The number of monasteries springing up in commercial buildings has increased in recent years. According to the Hong Kong Buddhist Association, about 400 Buddhist monasteries can be found in the territory, belonging mostly to the Mahayana school, especially in Zen and Pureland. The most notable is the Chi Nin Nunnery at Diamond Hill.
Po Lin Monastery on Lantau, with the world's tallest outdoor seated bronze Buddha, was visited by 1.3 million people last year.
The number of Buddhists in Hong Kong, according to the association, has tripled over the past five or six years to an estimated one million followers. The increasing number includes those converting from Christianity.
Timothy Fu, a 36-year-old Christian for more than 20 years, recently turned Buddhist, saying he stopped going to church because he was not satisfied with the answers found in Christianity.
"When times are good, they praise the Lord; in bad times, they say it's the Lord testing us. But in Buddhism, I get more answers to life," he said.
"I realize life is constantly changing, including the good and the bad things. I feel happier and I'm more willing to let go of something which I used to cling onto. I also have a deeper understanding of my own self and others.
"I can also watch my feelings come and go. I'm now much more calm. I do not control my feelings nor am I a slave to my feelings."
Li Kong-yin, 27, said she used to study at a Christian school but stopped going to church because she felt many questions were left unanswered.
"Does God exist? Why does God punish us? I was told to believe in God and not to question.
"But in Buddhism, I've learned how to live my life well, and to accept things as they are. I feel more calm," Li said.
Both Fu and Li have committed themselves to Buddhism by taking part in "refuge" or gui yi in Cantonese, a formal ceremony to show confidence that the Three Jewels - Buddha, representing the goal that people can achieve; Dharma, the teachings that will bring people to that goal; and Sangha, the community of monks and nuns - can help free them from suffering, now and in the future.

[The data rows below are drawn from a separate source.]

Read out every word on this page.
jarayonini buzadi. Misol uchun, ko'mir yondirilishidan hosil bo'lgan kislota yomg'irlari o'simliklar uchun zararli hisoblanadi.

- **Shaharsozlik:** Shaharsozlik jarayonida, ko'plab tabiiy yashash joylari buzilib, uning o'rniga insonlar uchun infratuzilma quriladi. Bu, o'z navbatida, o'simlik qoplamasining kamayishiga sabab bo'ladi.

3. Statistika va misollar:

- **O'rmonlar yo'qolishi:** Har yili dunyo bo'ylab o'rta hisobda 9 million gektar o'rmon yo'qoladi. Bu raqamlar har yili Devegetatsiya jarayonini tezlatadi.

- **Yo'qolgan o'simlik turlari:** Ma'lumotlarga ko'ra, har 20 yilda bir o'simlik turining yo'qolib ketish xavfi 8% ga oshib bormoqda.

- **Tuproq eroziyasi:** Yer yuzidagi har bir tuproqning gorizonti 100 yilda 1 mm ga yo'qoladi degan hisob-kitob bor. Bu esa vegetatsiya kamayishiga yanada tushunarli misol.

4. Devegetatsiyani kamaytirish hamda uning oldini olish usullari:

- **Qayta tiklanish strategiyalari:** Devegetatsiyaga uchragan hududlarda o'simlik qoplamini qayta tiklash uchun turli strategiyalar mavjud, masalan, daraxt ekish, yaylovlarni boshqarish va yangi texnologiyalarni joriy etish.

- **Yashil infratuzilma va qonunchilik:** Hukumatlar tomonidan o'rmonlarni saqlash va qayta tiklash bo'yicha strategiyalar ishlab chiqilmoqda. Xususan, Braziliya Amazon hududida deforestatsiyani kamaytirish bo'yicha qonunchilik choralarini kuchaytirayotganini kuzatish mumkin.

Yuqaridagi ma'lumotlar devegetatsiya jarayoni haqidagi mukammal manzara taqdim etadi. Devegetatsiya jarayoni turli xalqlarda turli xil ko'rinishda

Dorothy So Wai-yee, manager of the Centre of Buddhist Studies, said: "In Buddhism, we talk about doctrines, offering much more room for intellectuals to develop their reasoning than in other faith-based religions."
Its popularity may also be due to greater attention being paid to new-age beliefs.
"Buddhism is like a supermarket," Jing Yin said, speaking of its development in contemporary society.
"People go to the supermarket to look for what they want. Old people look for answers to life after death, lovers look for answers in love, businessmen look for ways to keep their wealth."
It can become more popular as people realize its applications, he added.
The Buddhist doctrines can be applied to conflict mediation, employers can "manage the minds" of their staff, not just by giving salary incentives but by making them feel spiritual growth at work, for example.
But there are many misconceptions, he added. "People treat Buddhism like a religion but it's more than that. And many think it's merely a superstition or folk belief related to performing death rituals."
Jing Yin said Buddhism has different schools, each with different practices in chanting, meditation and reciting mantra, but they are all the same in talking about the four noble truths, eight folds and five aggregates.
"It's like climbing a mountain - there are different ways to the top, but up there it's the same view, same insight - being free from suffering," Jing Yin said. "The essence is about how to live happily in this life, and to free the mind."
Zen master Dae Kwan of Su Bong Zen monastery also told a story: "Emotions and thinking are just like an unexpected guest. When the doorbell rings and you let him in without preparation, serve him some tea ... after that you should wish him goodbye."
The people in the meditation looked calm and relaxed, except for a woman at the back who was sobbing.
"The pain is part of it," I was told.
I believe she meant the pain of confronting the mind. But for me, the pain was more in the crossed legs. The wooden keisaku stick might help - if it is used on the back to release the fatigue from long sitting.
After the session, a monk offered words of wisdom: "Free your mind but don't try."